Numa época em que as políticas marxistas estão pelejando mais do que nunca como atualmente, o marxismo queer acadêmico está gozando de um ressurgimento discreto, surpreendente e animador. “The Politics of Everybody” é uma grande contribuição para essa tendência.

Enquanto despretensiosamente compromissada com as políticas de classe, Lewis de forma perspicaz entrelaça o marxismo ao feminismo. De página em página, os argumentos acerca das vivências queer presentes em The Politics of Everybody elevam o debate a outro patamar de qualidade.

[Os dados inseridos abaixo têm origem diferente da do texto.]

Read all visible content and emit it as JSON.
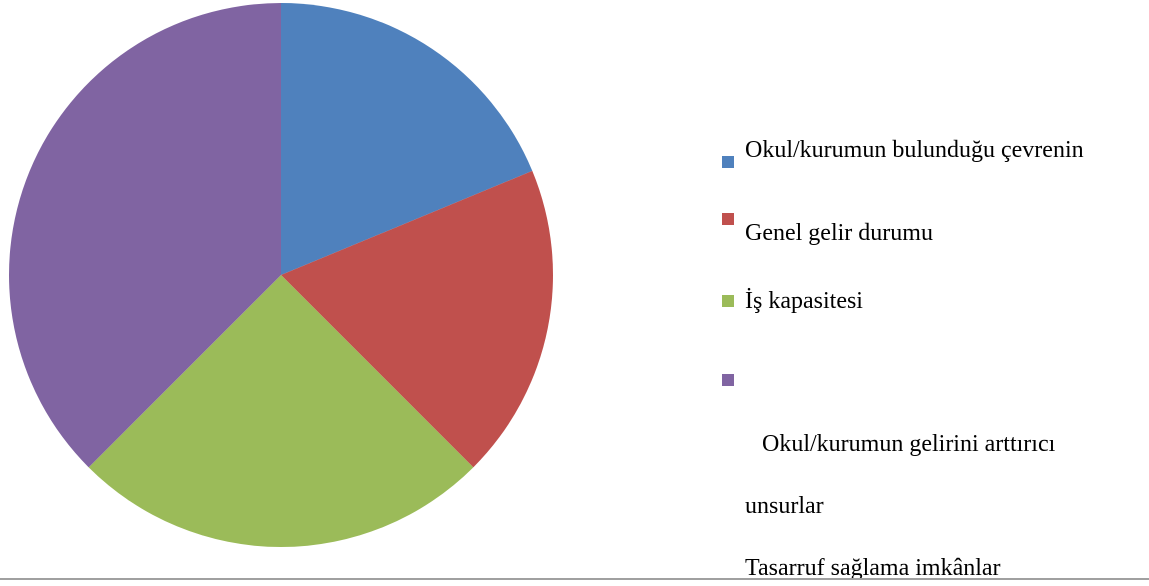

O escopo das contribuições de Lewis é muito vasto para ser resumido em uma análise. Entretanto, em ocasião de escolher um que se destaca entre os demais, escolho a forma como ela se apropria de teorias de reprodução social para jogar luz sobre os meios como opressões de gênero operam no mundo capitalista atual. Sobretudo o nosso entendimento sobre violência contra lésbicas e pessoas trans jamais será o mesmo depois deste livro.

A fim de dar uma ideia ao leitor desde o princípio: Lewis e eu somos camaradas de militância e parceiros de luta. Nós concordamos com muito mais frequência do que discordamos.

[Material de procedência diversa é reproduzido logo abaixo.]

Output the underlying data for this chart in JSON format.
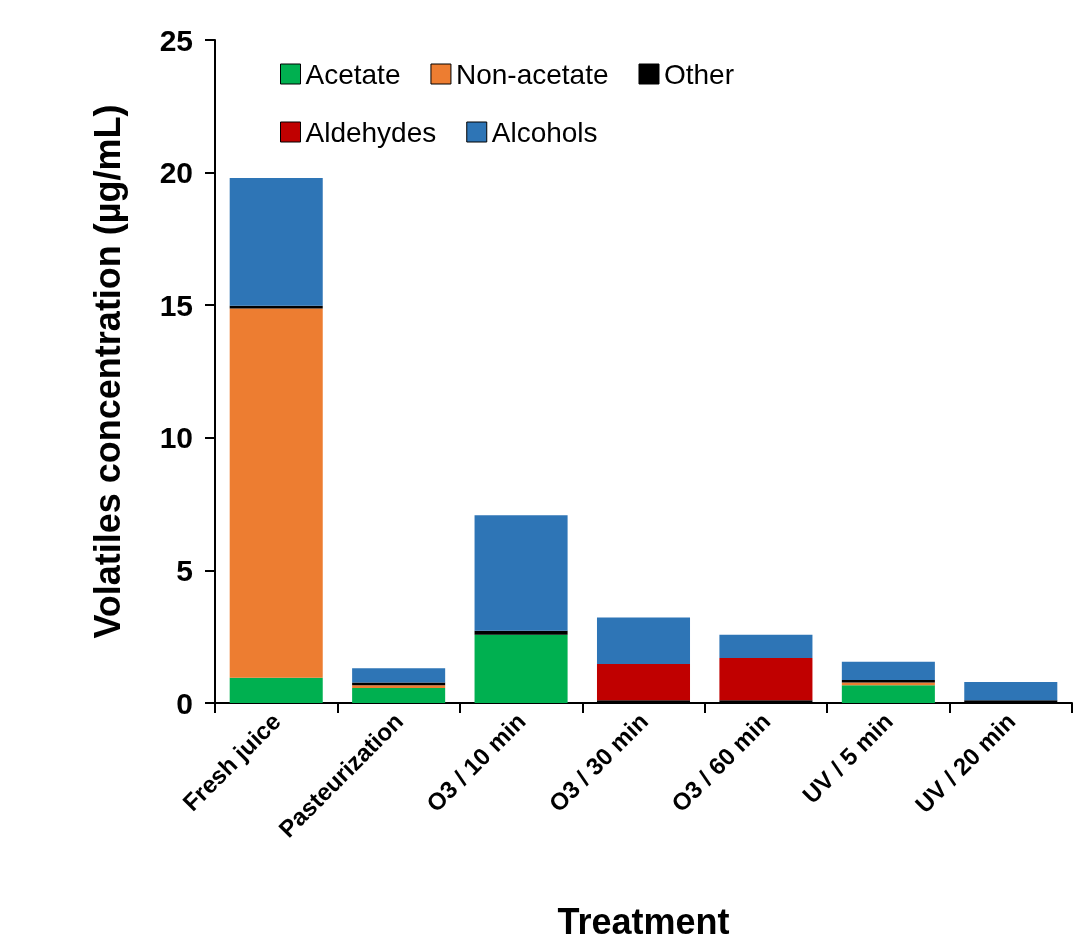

Num espectro bem amplo de questões, penso que ela é 100% certeira. Mesmo quando discordamos, acho que a sua perspectiva me desafia forçosamente a repensar a minha própria – de uma forma deslumbrantemente acessível. Não que Lewis simplifique alguma coisa: seu domínio de um vasto repertório de teoria e sua habilidade de expor particulares intersecções são impressionantes. [2]

Ainda assim, em sua última análise, sua defesa de marxismo queer não é exatamente a mesma que a minha. [3] Eu argumento em prol de um marxismo feminista e antirracista no qual aspectos de classe, gênero, raça e sexualidade só podem ser completamente entendidos em relação uns com os outros.

Lewis é absolutamente uma feminista marxista antirracista – ela contundentemente critica a negligência sobre gênero da esquerda pré decada de 1960 (190) – mas dá bastante ênfase ao modo como a classe é fundamentalmente decisiva.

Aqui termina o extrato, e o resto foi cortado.